Lastly, and most frequently, I anticipated Harriet telling me that she was sorry that I had found out in this way, that she had intended to tell me herself, and that she was planning to leave me to go to live with Brendan. Again, in such circumstances, I had no idea how I would be able to handle the situation. The set of facts were so repugnant that my brain simply refused to engage, and I found myself staring into an abyss.

Sometimes at the end of term, and especially if she had a lot of luggage to bring down, I would go to meet Harriet at King’s Cross. While secretly hating it, I always managed to appear to do so willingly. I hated it almost as bitterly as I hated going to see her off. A formerly magnificent building which had seen a glorious history now down at heel and surrounded by a seedy selection of tramps and drunks and pathetic men, heads down, darting in and out of massage parlours. The idea of staging an emotional scene in such a godforsaken hole, be it either of the pain of parting or the joy of reunion, was anathema to me, and something I would wish to avoid if at all possible. If Harriet had heavy bags to carry, then it was not possible to avoid it. On this occasion, thank heavens, it was.

I was keen that Roger should be out of the house when Harriet arrived back, because I did not trust myself to be able to
act normally and to hold it together for long after her arrival. Whatever was to transpire, having Roger on the scene could only add complications. In his own very different way, Roger was probably as attached to Harriet as I was. The realization that we were quite possibly losing her, coupled as it could easily be with the revelation that he was an unwitting player in the drama, might cause unpredictable results. No, if we were losing Harriet, then I needed to be able to manage the way the news was broken to Roger.

Once again I am ashamed to admit it, but I packed a bag with some overnight things for Roger, and took it with me as I went down early to meet the bus. Terry’s father was already there and waiting.

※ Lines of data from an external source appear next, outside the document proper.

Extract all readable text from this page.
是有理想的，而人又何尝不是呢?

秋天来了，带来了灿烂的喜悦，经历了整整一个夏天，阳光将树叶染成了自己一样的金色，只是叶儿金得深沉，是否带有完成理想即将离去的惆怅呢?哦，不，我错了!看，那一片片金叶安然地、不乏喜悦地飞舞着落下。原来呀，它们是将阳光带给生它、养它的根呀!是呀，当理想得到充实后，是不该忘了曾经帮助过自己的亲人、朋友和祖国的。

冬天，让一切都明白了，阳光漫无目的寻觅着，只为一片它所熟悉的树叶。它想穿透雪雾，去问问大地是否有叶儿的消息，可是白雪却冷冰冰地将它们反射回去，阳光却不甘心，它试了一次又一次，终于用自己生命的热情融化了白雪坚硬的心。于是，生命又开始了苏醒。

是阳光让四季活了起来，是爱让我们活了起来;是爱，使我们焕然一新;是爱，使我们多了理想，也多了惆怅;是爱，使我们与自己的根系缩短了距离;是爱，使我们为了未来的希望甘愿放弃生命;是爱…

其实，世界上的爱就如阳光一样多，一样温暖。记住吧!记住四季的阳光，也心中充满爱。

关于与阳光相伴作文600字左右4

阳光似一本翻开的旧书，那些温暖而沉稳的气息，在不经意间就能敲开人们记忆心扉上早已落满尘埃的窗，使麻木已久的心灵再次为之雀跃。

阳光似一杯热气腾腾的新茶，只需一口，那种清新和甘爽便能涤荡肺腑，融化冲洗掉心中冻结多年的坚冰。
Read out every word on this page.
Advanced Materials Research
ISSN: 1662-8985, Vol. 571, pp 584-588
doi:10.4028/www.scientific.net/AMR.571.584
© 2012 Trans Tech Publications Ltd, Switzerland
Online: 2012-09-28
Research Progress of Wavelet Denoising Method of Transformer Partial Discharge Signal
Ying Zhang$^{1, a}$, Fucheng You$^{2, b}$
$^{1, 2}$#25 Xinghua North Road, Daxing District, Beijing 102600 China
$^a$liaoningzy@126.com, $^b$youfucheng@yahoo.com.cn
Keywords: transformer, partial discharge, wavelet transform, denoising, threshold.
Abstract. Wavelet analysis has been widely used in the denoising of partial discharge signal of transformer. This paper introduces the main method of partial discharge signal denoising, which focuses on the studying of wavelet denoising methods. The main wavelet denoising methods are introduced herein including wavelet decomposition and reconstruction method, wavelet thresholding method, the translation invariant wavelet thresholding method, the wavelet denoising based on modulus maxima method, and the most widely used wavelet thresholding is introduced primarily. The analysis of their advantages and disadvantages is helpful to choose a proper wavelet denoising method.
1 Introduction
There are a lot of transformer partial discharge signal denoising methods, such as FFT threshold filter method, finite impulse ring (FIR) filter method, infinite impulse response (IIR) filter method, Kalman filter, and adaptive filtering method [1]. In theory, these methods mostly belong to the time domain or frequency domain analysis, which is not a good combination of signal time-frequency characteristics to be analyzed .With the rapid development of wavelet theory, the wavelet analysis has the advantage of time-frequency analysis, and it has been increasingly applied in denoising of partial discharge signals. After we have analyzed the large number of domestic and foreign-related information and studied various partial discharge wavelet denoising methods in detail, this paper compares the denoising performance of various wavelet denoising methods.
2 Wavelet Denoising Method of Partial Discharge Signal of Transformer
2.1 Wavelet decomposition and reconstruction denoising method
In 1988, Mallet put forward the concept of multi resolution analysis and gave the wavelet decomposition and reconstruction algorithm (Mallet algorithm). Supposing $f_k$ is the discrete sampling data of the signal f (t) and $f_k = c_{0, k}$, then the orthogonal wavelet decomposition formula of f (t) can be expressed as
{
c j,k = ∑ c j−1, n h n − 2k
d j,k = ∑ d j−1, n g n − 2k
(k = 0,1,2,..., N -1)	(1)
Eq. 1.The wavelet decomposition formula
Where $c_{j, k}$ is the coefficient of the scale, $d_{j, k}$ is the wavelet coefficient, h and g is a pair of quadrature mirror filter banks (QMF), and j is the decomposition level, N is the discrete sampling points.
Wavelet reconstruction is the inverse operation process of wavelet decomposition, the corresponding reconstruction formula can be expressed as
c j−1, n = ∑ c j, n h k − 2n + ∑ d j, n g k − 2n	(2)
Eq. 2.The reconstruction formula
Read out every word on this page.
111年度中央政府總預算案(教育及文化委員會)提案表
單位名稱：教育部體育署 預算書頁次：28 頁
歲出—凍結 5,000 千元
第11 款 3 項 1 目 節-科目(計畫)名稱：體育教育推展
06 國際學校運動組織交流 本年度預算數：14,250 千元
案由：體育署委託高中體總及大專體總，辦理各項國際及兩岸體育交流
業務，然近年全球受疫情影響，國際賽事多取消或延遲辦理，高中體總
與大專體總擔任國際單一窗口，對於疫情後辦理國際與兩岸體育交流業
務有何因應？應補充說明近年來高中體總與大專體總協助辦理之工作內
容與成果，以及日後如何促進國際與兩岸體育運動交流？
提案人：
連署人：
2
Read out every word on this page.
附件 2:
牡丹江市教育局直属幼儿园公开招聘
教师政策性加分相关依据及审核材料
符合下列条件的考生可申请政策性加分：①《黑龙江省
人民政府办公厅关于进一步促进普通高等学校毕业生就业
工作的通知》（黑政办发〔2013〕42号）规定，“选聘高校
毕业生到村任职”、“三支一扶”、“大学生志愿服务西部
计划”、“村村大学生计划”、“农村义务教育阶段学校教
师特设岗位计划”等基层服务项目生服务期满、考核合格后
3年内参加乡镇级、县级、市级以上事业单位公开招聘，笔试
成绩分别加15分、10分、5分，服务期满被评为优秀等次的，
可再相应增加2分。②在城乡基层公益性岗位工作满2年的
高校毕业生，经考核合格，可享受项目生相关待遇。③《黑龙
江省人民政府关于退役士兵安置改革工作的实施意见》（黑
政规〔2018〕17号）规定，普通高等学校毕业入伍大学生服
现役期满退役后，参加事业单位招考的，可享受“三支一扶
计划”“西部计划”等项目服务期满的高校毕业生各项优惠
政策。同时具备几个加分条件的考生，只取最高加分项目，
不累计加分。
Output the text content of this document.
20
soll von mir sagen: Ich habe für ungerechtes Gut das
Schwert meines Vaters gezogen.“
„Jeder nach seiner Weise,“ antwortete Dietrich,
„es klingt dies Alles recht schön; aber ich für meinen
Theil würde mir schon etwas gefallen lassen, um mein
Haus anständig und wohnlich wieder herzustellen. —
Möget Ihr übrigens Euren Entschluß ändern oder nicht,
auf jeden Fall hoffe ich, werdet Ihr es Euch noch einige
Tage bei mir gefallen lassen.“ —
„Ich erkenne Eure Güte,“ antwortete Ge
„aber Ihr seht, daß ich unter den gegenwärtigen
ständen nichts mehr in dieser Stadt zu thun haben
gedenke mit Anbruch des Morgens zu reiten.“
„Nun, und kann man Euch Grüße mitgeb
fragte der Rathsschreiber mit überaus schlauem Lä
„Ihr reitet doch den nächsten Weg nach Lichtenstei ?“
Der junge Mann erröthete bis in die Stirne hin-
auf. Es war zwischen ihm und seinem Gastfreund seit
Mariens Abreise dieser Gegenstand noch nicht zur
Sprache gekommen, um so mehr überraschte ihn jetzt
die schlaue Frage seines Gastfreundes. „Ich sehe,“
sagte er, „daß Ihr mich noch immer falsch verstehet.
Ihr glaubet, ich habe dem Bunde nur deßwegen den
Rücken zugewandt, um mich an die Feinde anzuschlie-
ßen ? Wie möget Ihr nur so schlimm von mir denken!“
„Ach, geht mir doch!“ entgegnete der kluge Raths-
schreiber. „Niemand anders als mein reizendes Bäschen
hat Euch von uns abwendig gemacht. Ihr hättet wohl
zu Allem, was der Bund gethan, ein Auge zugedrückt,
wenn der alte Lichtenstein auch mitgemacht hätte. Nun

“Hello, Mr Harries,” I said, “I wanted to apologize to you for my reaction to your suggestion a couple of weeks ago that Roger might come and spend the night with you and Terry. It just came a bit out of the blue, and Roger usually doesn’t like to have his routines messed up.” He was a very nice man and said that he understood completely. I suspected that he understood only too well, and was used to the sort of slight that I had dealt him. “Anyway, rather than let him have time to get too worked up about it, if by any chance it suited you, I thought we might try it overnight tomorrow night? If it’s not convenient for you, just say. But if it does work for you, I thought you could take his overnight bag with you now, and then you could meet the bus and let him come back home with you tomorrow?”

I didn’t feel too good about the fact that, for purely selfish reasons, I was accepting the offer which before I had been so keen to reject. However, if he was offended, Terry’s father showed no sign of it and appeared to be very happy with the arrangement. Of course I had no sleep whatever on Monday night, and I waited until Tuesday morning to tell Roger that he would be staying overnight with his friend Terry. He seemed to be excited by the idea, so much so that I then felt guilty about not having arranged something like it sooner.

I have no clear memory of how I passed the day while I waited for Harriet. I think of it as a blur of images and emotions of a nature and intensity I had never known before. It’s as close as I have ever come, thank God, to having an idea of what it must be like for a condemned man to know that he would die within a few hours. A last meal? How could anyone eat in such circumstances? Last words? What words could possibly sum up all the multitude and variety of thoughts and feelings? I padded around the flat for some hours, then decided that I might be able to get some relief from taking a bath, but in the event I found that when I immersed myself it was as though the weight of water was constricting my breathing still further. I quickly got out and gulped down air. I thought I would faint, but at last my head cleared.

I watched the clock tick around, focusing hard on the big hand, and found that I could identify all sixty of the tiny movements in the measured minute. Three hundred would take me five minutes. 3,600 would get me to an hour.